Il ricorso va dichiarato inammissibile.
Nel formulare la istanza ex art.612 cod.proc.pen. il ricorrente P.G. ha evidenziato che l’entità degli esborsi derivanti dalla esecuzione delle statuizioni civili relative al riconoscimento delle somme provvisionali a favore dei prossimi congiunti dell’offeso, nella misura € 181.372,10, è tale da incidere, per la sua rilevanza, in termini assoluti in una prospettiva di pregiudizio patrimoniale e personale grave e irreparabile, e comunque sullo stato patrimoniale dell’obbligato se commisurato al patrimonio complessivo.
Orbene la circostanza risulta affermata ma nessun elemento, neppure indiziario viene fornito per evidenziare i profili reddituali e patrimoniali del debitore, limitandosi il P.G. ad affermare che risulta titolare di modesta impresa agricola, anche in tal caso omettendo totalmente di specificare flussi reddituali, elementi patrimoniali e ambito di operatività.
Costante è l’insegnamento del S.C. nell’affermare che l’accoglimento della richiesta di sospensione della esecuzione della condanna civile implica la dimostrazione, che incombe sull’interessato, della assoluta necessità della somma stessa per il soddisfacimento di bisogni essenziali altrimenti non fronteggiabili (sez.IV, 15.10.2015, Pautassi Rv 265032) e che comunque l’adempimento della obbligazione pecuniaria nascente dalla pronuncia di condanna abbia incidenza rilevante sul proprio patrimonio, non potendosi ricavare la gravità e la irreparabilità del pregiudizio, che costituisce la condizione per la sospensione, solo sulla base della elevata entità della somma (sez.IV, 24.9.2015, D’Amico Rv 265411; 8.5.2015, Montermini, Rv 264513).
Orbene non solo nel caso in specie il ricorrente non ha fornito alcuna dimostrazione dell’assoluto rilievo dell’Importo dovuto rispetto al proprio patrimonio, ovvero rispetto alle proprie esigenze di vita personale, familiare o imprenditoriale, ma dalle allegazioni introdotte dalla difesa delle parti civili, risulta che il P.G. è intestatario di un vastissimo patrimonio immobiliare a destinazione agricola e di un rilevante patrimonio immobiliare urbano, dalla imponente rendita catastale, che presuppone altresì, in accordo a quanto emerge dall’esame del ricorso e dalla stessa richiesta ex art.612 cod.proc.pen., lo svolgimento su tale compendio immobiliare di una attività economica organizzata in forma imprenditoriale della quale il P.G. non ha offerto alcuna evidenza.
Risultando assente o comunque non dimostrato il grave ed irreparabile pregiudizio indicato dall’art. 612 cod.proc.pen., il ricorso deve essere dichiarato inammissibile.

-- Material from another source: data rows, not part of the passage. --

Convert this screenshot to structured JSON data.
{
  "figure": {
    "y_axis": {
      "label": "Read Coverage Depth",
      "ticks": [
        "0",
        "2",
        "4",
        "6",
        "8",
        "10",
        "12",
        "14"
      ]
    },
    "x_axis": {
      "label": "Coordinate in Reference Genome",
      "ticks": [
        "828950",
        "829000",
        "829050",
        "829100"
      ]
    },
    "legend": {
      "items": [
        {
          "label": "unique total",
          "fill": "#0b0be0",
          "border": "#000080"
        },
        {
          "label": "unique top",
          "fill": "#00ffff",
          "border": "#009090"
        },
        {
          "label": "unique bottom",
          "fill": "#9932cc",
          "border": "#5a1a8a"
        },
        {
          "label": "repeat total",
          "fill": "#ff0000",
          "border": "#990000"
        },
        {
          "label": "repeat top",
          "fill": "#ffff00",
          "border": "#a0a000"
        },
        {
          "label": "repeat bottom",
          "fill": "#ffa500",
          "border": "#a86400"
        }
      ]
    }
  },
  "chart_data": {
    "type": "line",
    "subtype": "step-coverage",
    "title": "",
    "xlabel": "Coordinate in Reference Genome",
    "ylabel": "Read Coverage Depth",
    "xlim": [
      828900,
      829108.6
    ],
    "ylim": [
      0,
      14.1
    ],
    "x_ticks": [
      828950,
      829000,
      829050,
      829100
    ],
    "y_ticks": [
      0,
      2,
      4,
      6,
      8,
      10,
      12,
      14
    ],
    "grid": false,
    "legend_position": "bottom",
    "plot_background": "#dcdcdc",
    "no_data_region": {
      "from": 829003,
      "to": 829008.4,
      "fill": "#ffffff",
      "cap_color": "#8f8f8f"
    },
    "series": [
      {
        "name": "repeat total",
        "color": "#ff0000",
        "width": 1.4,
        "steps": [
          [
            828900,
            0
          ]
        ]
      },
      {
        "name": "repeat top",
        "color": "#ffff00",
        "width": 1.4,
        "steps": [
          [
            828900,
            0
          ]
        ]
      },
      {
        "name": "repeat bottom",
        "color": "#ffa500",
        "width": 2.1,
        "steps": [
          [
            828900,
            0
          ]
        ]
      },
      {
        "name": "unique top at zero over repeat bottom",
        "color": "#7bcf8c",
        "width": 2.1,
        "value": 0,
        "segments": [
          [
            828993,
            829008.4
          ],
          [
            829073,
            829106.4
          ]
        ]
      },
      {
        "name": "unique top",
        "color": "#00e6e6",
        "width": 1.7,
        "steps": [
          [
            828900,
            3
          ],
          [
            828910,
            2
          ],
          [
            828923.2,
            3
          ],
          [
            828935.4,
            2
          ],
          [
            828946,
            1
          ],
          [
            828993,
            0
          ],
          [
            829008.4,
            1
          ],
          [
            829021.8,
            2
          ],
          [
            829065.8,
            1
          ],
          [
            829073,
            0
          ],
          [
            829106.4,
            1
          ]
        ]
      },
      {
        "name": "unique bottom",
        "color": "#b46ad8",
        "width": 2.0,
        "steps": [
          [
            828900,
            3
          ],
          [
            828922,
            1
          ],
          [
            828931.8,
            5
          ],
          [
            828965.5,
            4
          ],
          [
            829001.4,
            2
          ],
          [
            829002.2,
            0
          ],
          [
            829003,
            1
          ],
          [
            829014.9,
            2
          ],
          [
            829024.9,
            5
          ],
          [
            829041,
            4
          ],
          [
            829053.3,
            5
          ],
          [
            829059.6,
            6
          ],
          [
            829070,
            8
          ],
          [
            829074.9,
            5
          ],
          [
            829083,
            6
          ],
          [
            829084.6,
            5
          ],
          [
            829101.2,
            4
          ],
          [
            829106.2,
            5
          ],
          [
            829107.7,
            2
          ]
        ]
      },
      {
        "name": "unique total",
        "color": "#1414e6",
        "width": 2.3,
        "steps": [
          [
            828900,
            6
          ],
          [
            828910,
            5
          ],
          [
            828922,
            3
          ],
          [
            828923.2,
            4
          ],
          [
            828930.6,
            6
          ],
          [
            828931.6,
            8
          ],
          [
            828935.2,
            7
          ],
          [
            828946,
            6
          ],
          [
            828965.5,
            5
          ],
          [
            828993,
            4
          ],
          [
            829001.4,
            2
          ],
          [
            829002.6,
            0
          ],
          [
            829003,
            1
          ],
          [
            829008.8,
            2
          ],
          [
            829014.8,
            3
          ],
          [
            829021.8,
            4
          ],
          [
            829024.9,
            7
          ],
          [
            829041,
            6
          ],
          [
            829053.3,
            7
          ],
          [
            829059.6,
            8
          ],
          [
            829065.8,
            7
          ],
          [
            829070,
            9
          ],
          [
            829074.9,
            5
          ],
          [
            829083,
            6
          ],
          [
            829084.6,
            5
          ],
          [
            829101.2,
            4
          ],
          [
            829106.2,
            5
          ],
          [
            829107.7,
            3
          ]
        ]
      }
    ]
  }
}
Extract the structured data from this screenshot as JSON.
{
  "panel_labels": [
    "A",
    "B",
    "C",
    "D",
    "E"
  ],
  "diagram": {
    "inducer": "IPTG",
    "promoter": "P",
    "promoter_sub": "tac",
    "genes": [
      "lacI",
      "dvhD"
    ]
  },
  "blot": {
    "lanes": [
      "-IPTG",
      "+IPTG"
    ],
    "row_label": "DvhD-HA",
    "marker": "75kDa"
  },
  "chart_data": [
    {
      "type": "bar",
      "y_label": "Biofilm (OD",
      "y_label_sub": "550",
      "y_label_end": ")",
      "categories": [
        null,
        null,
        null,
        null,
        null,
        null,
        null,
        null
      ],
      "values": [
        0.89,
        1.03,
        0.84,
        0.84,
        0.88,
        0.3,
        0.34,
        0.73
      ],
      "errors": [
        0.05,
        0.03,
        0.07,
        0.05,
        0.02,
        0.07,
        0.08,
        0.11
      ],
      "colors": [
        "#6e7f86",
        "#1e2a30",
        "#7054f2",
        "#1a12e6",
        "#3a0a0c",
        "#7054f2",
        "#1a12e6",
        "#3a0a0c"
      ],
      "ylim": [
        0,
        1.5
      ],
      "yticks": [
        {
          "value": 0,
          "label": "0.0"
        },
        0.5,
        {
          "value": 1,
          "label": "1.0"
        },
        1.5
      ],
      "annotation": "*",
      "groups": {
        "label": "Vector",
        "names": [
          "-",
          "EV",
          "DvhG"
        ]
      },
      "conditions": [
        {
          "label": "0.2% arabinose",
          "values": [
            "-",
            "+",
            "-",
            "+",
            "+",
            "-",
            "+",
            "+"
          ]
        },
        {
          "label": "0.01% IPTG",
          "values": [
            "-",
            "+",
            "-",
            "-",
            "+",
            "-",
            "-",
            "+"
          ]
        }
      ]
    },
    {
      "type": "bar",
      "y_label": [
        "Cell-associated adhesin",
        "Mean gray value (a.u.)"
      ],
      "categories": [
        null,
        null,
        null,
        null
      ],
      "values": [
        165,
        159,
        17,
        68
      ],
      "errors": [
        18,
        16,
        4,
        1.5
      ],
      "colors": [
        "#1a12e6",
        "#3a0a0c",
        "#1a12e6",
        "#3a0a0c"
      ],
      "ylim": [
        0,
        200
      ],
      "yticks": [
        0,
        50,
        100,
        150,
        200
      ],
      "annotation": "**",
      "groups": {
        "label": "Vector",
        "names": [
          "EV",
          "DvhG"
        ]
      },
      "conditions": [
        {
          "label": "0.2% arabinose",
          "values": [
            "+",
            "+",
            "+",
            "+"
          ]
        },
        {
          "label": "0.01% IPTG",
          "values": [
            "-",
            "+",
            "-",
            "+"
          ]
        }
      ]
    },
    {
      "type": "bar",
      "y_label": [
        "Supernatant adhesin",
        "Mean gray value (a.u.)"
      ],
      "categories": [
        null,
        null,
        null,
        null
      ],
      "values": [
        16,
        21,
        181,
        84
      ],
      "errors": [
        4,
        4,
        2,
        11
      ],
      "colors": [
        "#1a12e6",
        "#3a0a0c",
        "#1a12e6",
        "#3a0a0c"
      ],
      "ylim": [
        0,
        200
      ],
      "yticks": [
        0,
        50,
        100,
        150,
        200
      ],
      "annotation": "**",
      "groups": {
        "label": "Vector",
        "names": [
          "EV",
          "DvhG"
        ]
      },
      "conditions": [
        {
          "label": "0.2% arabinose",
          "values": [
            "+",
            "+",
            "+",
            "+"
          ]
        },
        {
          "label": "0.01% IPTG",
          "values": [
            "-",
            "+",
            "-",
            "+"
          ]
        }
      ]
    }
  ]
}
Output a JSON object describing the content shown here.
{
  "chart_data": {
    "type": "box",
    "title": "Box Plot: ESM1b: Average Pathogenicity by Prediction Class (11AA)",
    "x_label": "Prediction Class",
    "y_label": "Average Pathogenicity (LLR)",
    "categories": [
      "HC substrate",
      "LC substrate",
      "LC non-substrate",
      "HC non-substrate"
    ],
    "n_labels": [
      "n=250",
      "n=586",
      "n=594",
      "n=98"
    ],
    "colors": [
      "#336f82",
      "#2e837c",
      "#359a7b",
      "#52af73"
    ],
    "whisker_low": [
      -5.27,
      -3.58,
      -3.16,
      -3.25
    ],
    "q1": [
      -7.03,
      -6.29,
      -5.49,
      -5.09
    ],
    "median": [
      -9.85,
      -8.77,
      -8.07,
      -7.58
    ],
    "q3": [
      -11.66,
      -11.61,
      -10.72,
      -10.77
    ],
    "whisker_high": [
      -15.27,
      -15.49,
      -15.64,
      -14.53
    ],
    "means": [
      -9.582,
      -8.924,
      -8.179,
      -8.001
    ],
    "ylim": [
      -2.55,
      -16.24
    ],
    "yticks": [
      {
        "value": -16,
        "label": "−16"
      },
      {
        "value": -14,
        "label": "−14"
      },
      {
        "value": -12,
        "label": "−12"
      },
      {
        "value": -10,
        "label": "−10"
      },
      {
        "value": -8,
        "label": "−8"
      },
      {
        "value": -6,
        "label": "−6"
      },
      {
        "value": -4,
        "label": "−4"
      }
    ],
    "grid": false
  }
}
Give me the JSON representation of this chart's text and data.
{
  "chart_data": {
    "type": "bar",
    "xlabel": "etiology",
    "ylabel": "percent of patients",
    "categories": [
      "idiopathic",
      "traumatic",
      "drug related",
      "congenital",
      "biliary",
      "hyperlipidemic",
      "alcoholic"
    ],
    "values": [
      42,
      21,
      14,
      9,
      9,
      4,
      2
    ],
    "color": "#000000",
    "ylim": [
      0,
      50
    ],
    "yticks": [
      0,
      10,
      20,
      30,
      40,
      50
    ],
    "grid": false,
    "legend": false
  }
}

Tenuto conto della sentenza 13/6/2000 n. 186 della Corte Costituzionale e rilevato che non sussistono elementi per ritenere che “la parte abbia proposto ricorso senza versare in colpa nella determinazione della causa di inammissibilità”, alla ridetta declaratoria di inammissibilità segue, a norma dell’art. 616 c.p.p., l’onere delle spese del procedimento e del versamento di una somma, in favore della Cassa delle Ammende, determinata, in considerazione delle ragioni di inammissibilità del ricorso stesso, nella misura di Euro 1.000.

P.Q.M.

Dichiara inammissibile il ricorso e condanna il ricorrente al pagamento delle spese processuali e della somma di € 1.000 a favore della Cassa delle Ammende.